SDSS#

Getting the data#

See docs at SDSS: https://data.sdss.org/sas/dr12/boss/sweeps/dr9/301/

We wanted to use the SDSS dr16q stars slice, so that started with this wget_script.

Challenges with this data set#

The FITS files contain several multidimensional fields. These are not easily convertible into numpy/pandas (this will just fail in the astropy library).

The approach we took was to convert the FITS files into parquet in a separate process. In this process, we expand all of the multidimensional fields into simple scalars.
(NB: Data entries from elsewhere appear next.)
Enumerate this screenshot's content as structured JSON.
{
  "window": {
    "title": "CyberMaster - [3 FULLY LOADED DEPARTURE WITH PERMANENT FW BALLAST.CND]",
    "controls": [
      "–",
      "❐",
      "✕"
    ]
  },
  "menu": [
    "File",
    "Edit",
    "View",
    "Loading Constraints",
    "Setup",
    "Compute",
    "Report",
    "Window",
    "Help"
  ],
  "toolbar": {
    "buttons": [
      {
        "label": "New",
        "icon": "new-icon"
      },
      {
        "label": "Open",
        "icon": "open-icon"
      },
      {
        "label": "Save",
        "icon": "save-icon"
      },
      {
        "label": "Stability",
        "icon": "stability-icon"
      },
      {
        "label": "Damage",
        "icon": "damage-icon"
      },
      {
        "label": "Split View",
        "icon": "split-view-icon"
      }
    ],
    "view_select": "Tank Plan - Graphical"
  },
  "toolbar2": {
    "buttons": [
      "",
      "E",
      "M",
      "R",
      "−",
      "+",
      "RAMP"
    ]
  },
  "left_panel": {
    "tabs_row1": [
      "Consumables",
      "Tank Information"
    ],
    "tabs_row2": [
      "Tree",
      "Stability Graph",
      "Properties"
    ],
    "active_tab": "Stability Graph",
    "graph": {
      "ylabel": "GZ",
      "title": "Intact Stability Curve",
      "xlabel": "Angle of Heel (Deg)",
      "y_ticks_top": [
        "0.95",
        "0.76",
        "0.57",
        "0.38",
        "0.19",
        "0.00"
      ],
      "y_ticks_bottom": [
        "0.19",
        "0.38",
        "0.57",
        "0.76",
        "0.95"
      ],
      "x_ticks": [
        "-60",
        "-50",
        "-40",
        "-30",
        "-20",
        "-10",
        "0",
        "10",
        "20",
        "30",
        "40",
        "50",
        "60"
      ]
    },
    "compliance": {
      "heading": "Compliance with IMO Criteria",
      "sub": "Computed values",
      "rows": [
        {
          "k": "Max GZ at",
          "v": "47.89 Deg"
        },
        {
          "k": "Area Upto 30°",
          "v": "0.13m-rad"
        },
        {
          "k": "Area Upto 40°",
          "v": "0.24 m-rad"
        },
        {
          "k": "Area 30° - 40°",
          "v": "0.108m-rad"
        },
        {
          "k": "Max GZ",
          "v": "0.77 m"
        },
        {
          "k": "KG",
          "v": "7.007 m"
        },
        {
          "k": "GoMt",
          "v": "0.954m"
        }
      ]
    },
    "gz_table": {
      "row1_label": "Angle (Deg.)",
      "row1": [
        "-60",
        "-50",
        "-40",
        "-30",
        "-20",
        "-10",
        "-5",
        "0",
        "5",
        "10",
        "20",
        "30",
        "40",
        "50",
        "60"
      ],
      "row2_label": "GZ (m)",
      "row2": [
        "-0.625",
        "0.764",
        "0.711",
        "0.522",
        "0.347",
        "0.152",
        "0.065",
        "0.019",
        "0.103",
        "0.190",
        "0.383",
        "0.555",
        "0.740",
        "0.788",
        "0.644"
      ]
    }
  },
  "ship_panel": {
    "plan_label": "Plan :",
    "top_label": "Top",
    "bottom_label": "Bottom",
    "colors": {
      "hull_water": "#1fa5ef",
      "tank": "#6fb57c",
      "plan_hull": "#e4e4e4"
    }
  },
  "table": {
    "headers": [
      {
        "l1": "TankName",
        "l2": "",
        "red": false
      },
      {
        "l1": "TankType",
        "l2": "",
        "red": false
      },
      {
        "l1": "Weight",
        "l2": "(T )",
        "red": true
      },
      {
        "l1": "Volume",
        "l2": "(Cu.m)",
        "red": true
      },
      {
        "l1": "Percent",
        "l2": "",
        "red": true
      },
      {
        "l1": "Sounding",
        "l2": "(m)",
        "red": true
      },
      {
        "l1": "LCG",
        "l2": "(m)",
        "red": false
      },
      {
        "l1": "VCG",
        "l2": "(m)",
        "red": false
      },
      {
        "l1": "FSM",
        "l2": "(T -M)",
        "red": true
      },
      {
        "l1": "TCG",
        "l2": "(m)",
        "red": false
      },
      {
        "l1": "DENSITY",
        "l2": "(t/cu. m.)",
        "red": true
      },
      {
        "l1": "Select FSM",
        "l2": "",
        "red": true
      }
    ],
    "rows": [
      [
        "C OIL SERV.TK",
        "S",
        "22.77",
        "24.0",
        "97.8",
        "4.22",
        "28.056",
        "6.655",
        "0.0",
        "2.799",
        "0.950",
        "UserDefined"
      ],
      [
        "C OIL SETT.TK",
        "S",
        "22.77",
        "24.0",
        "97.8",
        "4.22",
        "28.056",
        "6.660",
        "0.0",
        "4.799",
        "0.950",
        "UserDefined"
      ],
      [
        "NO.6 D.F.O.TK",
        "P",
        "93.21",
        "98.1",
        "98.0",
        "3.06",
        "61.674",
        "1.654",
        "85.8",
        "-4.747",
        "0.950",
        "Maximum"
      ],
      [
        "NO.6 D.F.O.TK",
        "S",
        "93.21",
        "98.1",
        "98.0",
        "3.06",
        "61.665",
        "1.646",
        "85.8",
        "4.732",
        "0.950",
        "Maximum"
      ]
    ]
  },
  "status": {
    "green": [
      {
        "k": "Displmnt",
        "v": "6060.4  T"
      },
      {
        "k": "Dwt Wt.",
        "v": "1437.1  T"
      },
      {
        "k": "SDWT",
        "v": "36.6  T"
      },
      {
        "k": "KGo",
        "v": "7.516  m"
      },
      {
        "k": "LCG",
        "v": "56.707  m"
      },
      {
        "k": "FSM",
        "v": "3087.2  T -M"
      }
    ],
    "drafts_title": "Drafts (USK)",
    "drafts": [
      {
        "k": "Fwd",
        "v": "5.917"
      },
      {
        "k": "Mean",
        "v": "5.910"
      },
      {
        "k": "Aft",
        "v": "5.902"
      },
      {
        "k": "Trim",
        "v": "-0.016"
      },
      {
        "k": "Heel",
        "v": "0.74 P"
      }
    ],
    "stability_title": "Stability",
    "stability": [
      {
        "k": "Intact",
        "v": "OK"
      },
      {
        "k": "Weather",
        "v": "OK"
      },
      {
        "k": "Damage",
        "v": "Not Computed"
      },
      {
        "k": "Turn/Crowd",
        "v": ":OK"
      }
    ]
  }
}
This works on this data set because these multidimensional are just encoding data on the five bands as an array with 5 elements.

Example conversion#

import glob
import re
import pandas as pd
from tqdm.auto import tqdm
from astropy.table import Table
from astropy.table.table import descr

files = glob.glob("/data/sdss/**.fits.gz")
files.sort()

for in_file in tqdm(files, bar_format='{l_bar}{bar:80}{r_bar}'):

    match = re.match(r".*(calibObj-.*-star).fits.gz", str(file))
    file_prefix = match.group(1)
    out_file = f"/data/sdss/parquet/{file_prefix}.parquet"

    table = Table.read(in_file)
    new_table = Table()

    for col in table.columns.values():
        descriptor = descr(col)
        col_name = descriptor[0]
        col_shape = descriptor[2]
        if col_shape == (5,):
            data_t = col.data.T
            for index, band_char in enumerate('ugriz'):
                new_table.add_column(data_t[index], name=f"{col_name}_{band_char}")
        elif col_shape == ():
            new_table.add_column(col)

    new_table.to_pandas().to_parquet(out_file)

Example import#

from hipscat_import.catalog.arguments import ImportArguments
import hipscat_import.pipeline as runner

args = ImportArguments(
    output_artifact_name="sdss_dr16q",
    input_path="/data/sdss/parquet/",
    file_reader="parquet",
    ra_column="RA",
    dec_column="DEC",
    sort_columns="ID",
    pixel_threshold=1_000_000,
    highest_healpix_order=7,
    output_path="/path/to/catalogs/",
)
runner.pipeline(args)